On Thursday he said he wants to make the FTSE 100 composite insurer “more competitive” after specialist rivals, who only sell car insurance or life products for example, stole a march on the company. “I want Aviva to compete against the best of the mono-lines,” he said.

“These life companies and general insurance companies are incredibly focused on their customers and growing and winning.

“I’m not pulling away from the composite [model]... but bringing the whole thing together for me didn’t facilitate that.”
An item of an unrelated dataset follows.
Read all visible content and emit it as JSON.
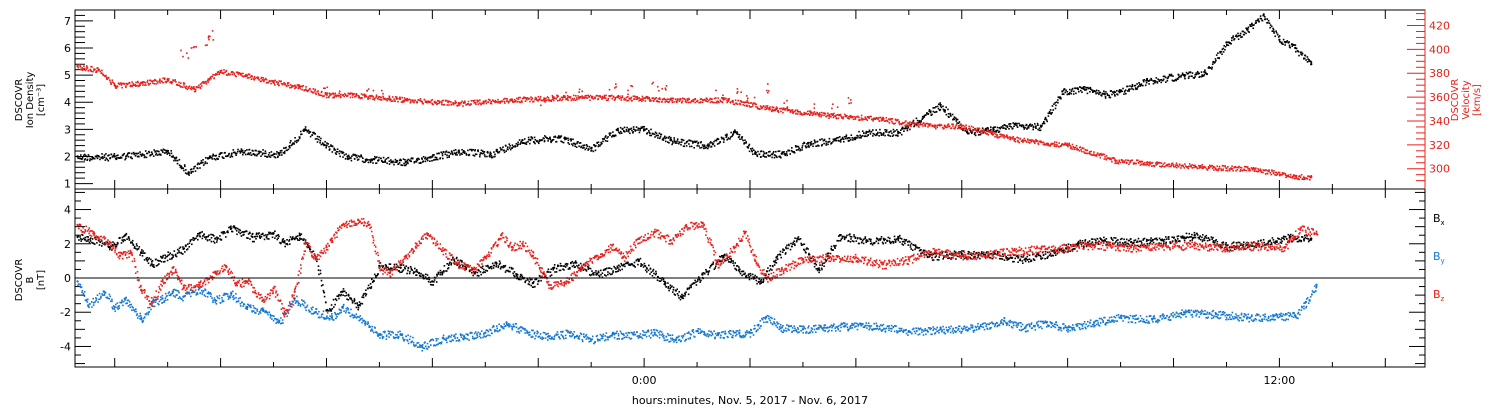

The UK life insurance and general insurance business, which hold number one positions by market share, will be managed separately to take on the specialists. The company has named chief risk officer Angela Darlington as head of the UK life unit, replacing Andy Briggs, and Colm Holmes to run general insurance.

Shore Capital analyst Paul De’Ath said running the divisions separately “makes sense”. “The ability to cross-sell to retail customers has proved difficult to achieve for Aviva, and many more before them.”

The shares rose 1.8%, 7.4p, to 418p.

Aviva will cut costs by £300 million in three years through the job losses, taking the costs bill to £3.7 billion from £4 billion. Spending had spiralled under Wilson, with a much-heralded drive into digital with a well-publicised “digital garage” founded in Hoxton.

Now, that business will rolled into the rest of the UK general insurance business, with a tighter grip on spending in the division.

“Quite frankly, over the last four years our costs had moved in the wrong direction. I can’t be competitive unless I’m running an efficient business,” said Tulloch.

“We are moving to a lean group centre. We’ve talked about it for the better part of a decade and today that starts.”